Change default max partition bytes in DR consumers #28417

ballard26 · 2025-11-07T01:21:05Z

Prior to this PR the default max partition bytes was 1MiB. The default min fetch bytes was 5MiB. And the max wait ms was 500ms.

In cases where only one partition on the shadow cluster shard was being produced to these defaults limited our consumer throughput to 2MiB/s. This is since we'd only be able to read 1MiB every 500ms from the one partition with new data. And in cases where the throughput to that partition exceeded 2MiB/s we'd see lag increase indefinitely between the source and shadow cluster because of this.

Hence this commit sets max partition bytes to equal min fetch bytes to prevent this issue.

Backports Required

Release Notes

none

Copilot

Pull Request Overview

This PR addresses a throughput limitation in disaster recovery (DR) consumers by increasing the default maximum partition bytes from 1MiB to 5MiB. The change resolves a scenario where consumers were artificially limited to 2MiB/s throughput when consuming from a single active partition, caused by the mismatch between the 1MiB max partition bytes and 5MiB min fetch bytes settings combined with a 500ms max wait time.

Key Changes:

Increased default_fetch_partition_max_bytes from 1MiB to 5MiB to match the default min fetch bytes setting

ballard26 · 2025-11-07T01:22:25Z

Another option here is lowering the fetch min bytes to 1MiB. Either would prevent the issue from occurring.

vbotbuildovich · 2025-11-07T03:10:57Z

Retry command for Build#75796

please wait until all jobs are finished before running the slash command

/ci-repeat 1
tests/rptest/tests/cluster_linking_e2e_test.py::ShadowLinkBasicTests.test_create_default_link

ballard26 · 2025-11-07T03:44:53Z

tests/rptest/clients/admin/proto/redpanda/core/admin/v2/cluster_pb2.pyi

    ORDER_BY_FIELD_NUMBER: builtins.int
    page_size: builtins.int
-    'The maximum number of connections to return. If unspecified or 0, a\n    default value may be applied. Note that paging is currently not fully\n    supported, and this field only acts as a limit for the first page of data\n    returned. Subsequent pages of data cannot be requested.\n    '
+    'The maximum number of connections to return. If unspecified or 0, a\n    default value may be applied. The server may return fewer connections\n    than requested due to memory constraints; the limit is set to allow\n    listing all connections for a single broker. Consider filtering by\n    node_id to view connections for specific brokers. Note that paging is\n    currently not fully supported, and this field only acts as a limit for\n    the first page of data returned. Subsequent pages of data cannot be\n    requested.\n    '


I'm guessing someone forgot to run task rp:generate-ducktape-protos after modifying the cluster proto at some point. Happy to separate this into a separate commit if folks want.

Should we add a note to proto/redpanda/README.md about running the command after updating a proto?

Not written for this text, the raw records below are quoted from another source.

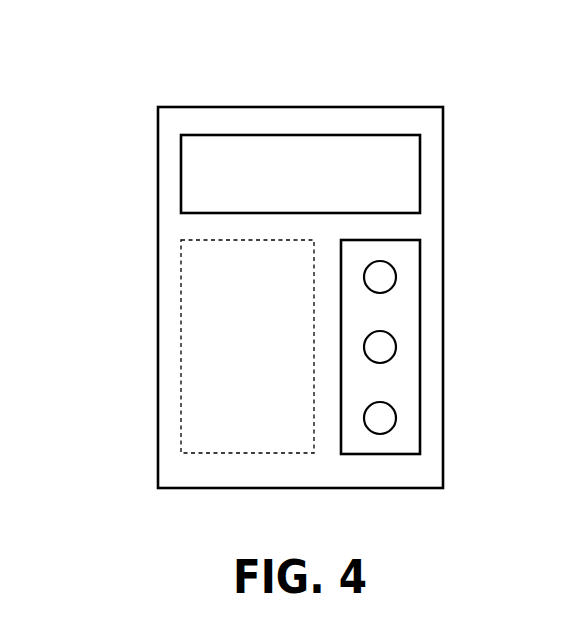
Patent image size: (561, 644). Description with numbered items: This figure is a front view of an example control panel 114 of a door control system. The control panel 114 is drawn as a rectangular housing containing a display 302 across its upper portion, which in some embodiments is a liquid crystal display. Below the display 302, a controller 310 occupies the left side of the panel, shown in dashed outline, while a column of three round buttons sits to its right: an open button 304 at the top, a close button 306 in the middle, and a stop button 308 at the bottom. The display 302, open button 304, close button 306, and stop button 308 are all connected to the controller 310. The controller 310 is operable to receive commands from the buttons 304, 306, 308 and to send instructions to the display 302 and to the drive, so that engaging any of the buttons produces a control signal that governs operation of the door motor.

The control panel 114 is at (299, 107).
The display 302 is at (182, 170).
The controller 310 is at (182, 330).
The open button 304 is at (397, 275).
The close button 306 is at (397, 346).
The stop button 308 is at (397, 417).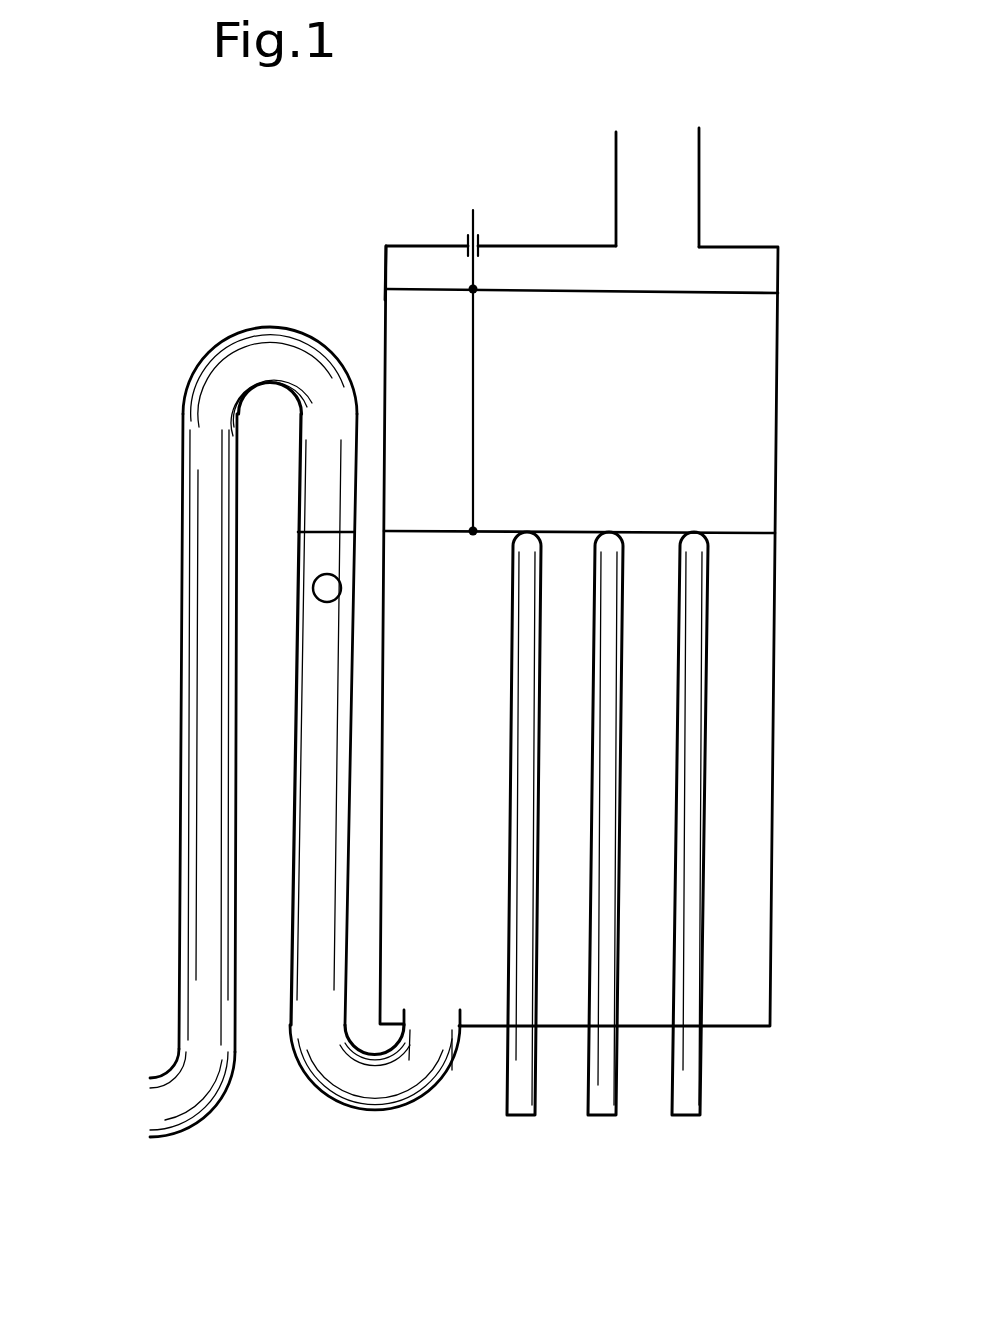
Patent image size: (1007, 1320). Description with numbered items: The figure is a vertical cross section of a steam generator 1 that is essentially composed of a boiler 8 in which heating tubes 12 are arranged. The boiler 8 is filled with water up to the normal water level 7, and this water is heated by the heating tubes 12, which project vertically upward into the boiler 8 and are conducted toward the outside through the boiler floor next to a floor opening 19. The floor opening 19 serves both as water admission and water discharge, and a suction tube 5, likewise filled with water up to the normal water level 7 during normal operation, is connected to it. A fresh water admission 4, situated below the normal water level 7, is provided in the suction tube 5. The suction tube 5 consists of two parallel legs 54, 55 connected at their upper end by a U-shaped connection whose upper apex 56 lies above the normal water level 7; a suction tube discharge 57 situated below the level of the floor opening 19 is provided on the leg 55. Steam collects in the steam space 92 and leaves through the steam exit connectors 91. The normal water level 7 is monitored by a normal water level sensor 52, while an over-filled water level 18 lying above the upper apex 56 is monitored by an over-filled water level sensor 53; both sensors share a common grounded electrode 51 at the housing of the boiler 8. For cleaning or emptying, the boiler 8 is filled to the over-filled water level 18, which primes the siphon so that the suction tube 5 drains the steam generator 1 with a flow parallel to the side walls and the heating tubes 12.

The steam generator 1 is at (752, 260).
The steam exit connectors 91 is at (655, 155).
The over-filled water level 18 is at (780, 292).
The common grounded electrode 51 is at (383, 272).
The steam space 92 is at (730, 410).
The over-filled water level sensor 53 is at (470, 287).
The normal water level sensor 52 is at (480, 527).
The normal water level 7 is at (850, 524).
The boiler 8 is at (730, 660).
The heating tubes 12 is at (693, 760).
The fresh water admission 4 is at (341, 589).
The upper apex 56 is at (260, 328).
The leg 55 is at (215, 812).
The suction tube discharge 57 is at (152, 1120).
The leg 54 is at (327, 690).
The suction tube 5 is at (370, 1085).
The floor opening 19 is at (432, 1030).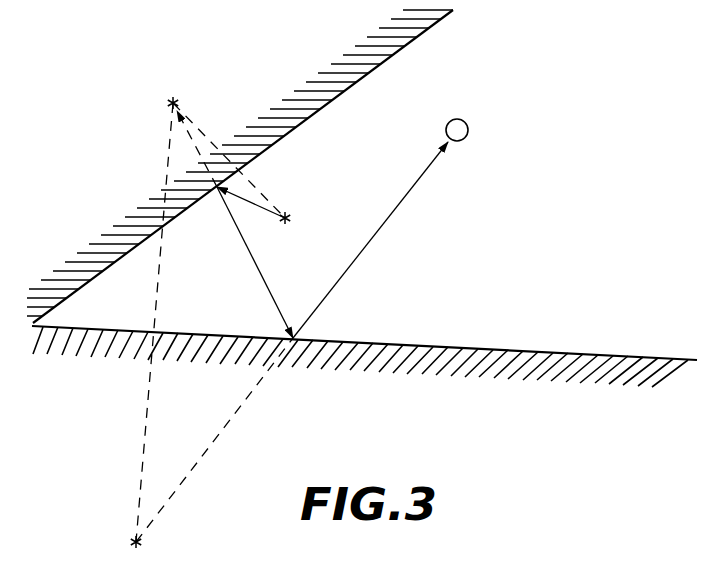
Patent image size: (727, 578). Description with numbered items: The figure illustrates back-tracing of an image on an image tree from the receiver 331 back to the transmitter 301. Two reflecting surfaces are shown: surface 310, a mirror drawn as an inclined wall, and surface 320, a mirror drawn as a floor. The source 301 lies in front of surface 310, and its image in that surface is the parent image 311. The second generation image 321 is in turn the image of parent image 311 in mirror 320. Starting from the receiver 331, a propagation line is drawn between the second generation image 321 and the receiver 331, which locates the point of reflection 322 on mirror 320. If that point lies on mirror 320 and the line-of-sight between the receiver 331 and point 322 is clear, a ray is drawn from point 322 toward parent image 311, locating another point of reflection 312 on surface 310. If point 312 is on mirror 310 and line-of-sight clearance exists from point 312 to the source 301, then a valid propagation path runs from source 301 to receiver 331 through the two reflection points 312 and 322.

The transmitter 301 is at (290, 214).
The surface 310 is at (385, 72).
The parent image 311 is at (168, 100).
The point of reflection 312 is at (216, 193).
The surface 320 is at (591, 346).
The second generation image 321 is at (129, 542).
The point of reflection 322 is at (305, 335).
The receiver 331 is at (458, 142).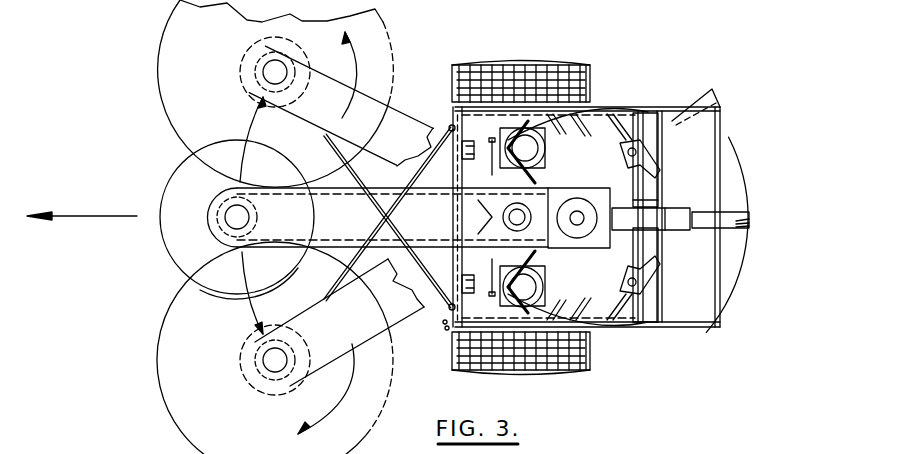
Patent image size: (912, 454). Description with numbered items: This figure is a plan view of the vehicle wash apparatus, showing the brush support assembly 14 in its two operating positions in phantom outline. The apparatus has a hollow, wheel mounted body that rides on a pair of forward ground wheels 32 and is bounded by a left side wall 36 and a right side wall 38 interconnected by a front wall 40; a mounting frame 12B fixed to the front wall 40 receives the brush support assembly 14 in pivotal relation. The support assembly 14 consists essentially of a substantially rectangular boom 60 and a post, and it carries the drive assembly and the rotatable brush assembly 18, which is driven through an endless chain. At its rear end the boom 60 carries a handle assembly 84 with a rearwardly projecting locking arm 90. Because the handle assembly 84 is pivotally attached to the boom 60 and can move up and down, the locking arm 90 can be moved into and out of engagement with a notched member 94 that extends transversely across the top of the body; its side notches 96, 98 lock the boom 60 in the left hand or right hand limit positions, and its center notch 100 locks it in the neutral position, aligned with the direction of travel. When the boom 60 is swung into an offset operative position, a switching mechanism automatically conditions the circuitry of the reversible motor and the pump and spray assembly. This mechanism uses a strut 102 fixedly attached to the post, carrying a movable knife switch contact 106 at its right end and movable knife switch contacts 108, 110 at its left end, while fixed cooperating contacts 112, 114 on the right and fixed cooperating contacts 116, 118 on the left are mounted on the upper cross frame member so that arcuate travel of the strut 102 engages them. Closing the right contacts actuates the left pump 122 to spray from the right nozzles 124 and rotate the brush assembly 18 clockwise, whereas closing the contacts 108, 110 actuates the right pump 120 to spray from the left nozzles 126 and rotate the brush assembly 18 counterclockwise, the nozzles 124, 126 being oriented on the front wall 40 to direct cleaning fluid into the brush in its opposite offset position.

The frame section 12B is at (645, 112).
The brush support assembly 14 is at (245, 297).
The brush assembly 18 is at (175, 190).
The forward ground wheels 32 is at (557, 72).
The left side wall 36 is at (655, 330).
The right side wall 38 is at (636, 108).
The front wall 40 is at (452, 258).
The boom 60 is at (370, 98).
The handle assembly 84 is at (682, 210).
The locking arm 90 is at (647, 223).
The notched member 94 is at (660, 250).
The side notch 96 is at (674, 110).
The side notch 98 is at (690, 330).
The center notch 100 is at (642, 207).
The strut 102 is at (545, 148).
The movable knife switch contact 106 is at (503, 128).
The movable knife switch contact 108 is at (533, 375).
The movable knife switch contact 110 is at (493, 345).
The fixed cooperating contact 112 is at (478, 110).
The fixed cooperating contact 114 is at (452, 170).
The fixed cooperating contact 116 is at (447, 330).
The fixed cooperating contact 118 is at (450, 320).
The pump 120 is at (528, 112).
The pump 122 is at (567, 374).
The spray nozzles 124 is at (450, 125).
The spray nozzles 126 is at (445, 325).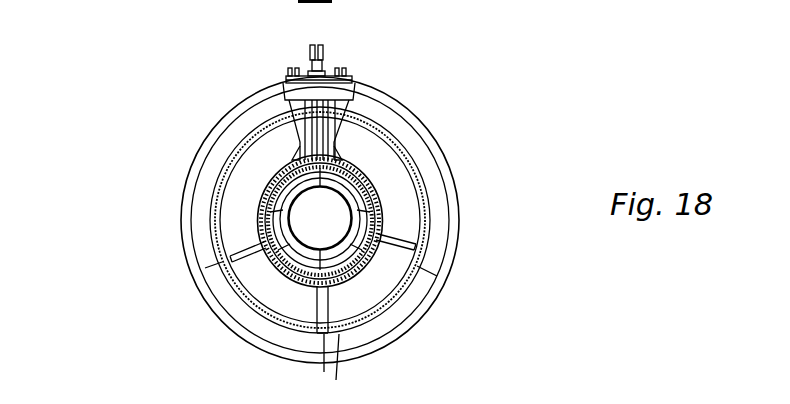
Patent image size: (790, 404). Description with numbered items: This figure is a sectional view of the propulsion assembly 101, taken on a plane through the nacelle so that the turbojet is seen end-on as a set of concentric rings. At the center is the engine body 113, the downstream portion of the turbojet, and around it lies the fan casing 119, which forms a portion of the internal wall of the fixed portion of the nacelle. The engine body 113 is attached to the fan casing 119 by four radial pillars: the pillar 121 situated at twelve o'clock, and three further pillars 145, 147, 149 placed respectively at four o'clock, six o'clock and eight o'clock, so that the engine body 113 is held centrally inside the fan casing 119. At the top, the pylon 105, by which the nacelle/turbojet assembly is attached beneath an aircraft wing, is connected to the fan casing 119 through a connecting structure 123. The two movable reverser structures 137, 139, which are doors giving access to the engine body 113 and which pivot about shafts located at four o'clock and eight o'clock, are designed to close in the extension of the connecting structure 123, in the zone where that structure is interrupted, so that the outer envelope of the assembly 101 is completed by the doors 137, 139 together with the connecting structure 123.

I will just add a github action to check in another PR

vbotbuildovich · 2025-11-07T05:47:06Z

Retry command for Build#75806

please wait until all jobs are finished before running the slash command

/ci-repeat 1
tests/rptest/tests/cluster_linking_e2e_test.py::ShadowLinkingMetricsTests.test_link_metrics

vbotbuildovich · 2025-11-07T05:54:44Z

CI test results

test results on build#75806

test_class	test_method	test_arguments	test_kind	job_url	test_status	passed	reason	test_history
ShadowLinkingMetricsTests	test_link_metrics	null	integration	https://buildkite.com/redpanda/redpanda/builds/75806#019a5c86-e28c-43a9-af83-d3aab349fc6f	FAIL	0/21	The test has failed across all retries	https://redpanda.metabaseapp.com/dashboard/87-tests?tab=142-dt-individual-test-history&test_class=ShadowLinkingMetricsTests&test_method=test_link_metrics
ShadowLinkingReplicationTests	test_replication_basic	{"shuffle_leadership": true, "source_cluster_spec": {"cluster_type": "redpanda"}}	integration	https://buildkite.com/redpanda/redpanda/builds/75806#019a5c8a-faff-4ae0-a7dc-22d63efd7c4a	FLAKY	17/21	upstream reliability is '95.91836734693877'. current run reliability is '80.95238095238095'. drift is 14.96599 and the allowed drift is set to 50. The test should PASS	https://redpanda.metabaseapp.com/dashboard/87-tests?tab=142-dt-individual-test-history&test_class=ShadowLinkingReplicationTests&test_method=test_replication_basic

test results on build#75995

test_class	test_method	test_arguments	test_kind	job_url	test_status	passed	reason	test_history
WriteCachingFailureInjectionTest	test_unavoidable_data_loss	null	integration	https://buildkite.com/redpanda/redpanda/builds/75995#019a7236-c4a7-4ded-9abf-b932222eca27	FLAKY	19/21	upstream reliability is '94.76510067114094'. current run reliability is '90.47619047619048'. drift is 4.28891 and the allowed drift is set to 50. The test should PASS	https://redpanda.metabaseapp.com/dashboard/87-tests?tab=142-dt-individual-test-history&test_class=WriteCachingFailureInjectionTest&test_method=test_unavoidable_data_loss

Prior to this commit the default max partition bytes was 1MiB. The default min fetch bytes was 5MiB. And the max wait ms was 500ms. In cases where only one partition on the shard was being produced to these defaults limited our consumer throughput to 2MiB/s. This is since we'd only be able to read 1MiB every 500ms from the one partition with new data. Hence this commit sets max partition bytes to equal min fetch bytes to prevent this issue.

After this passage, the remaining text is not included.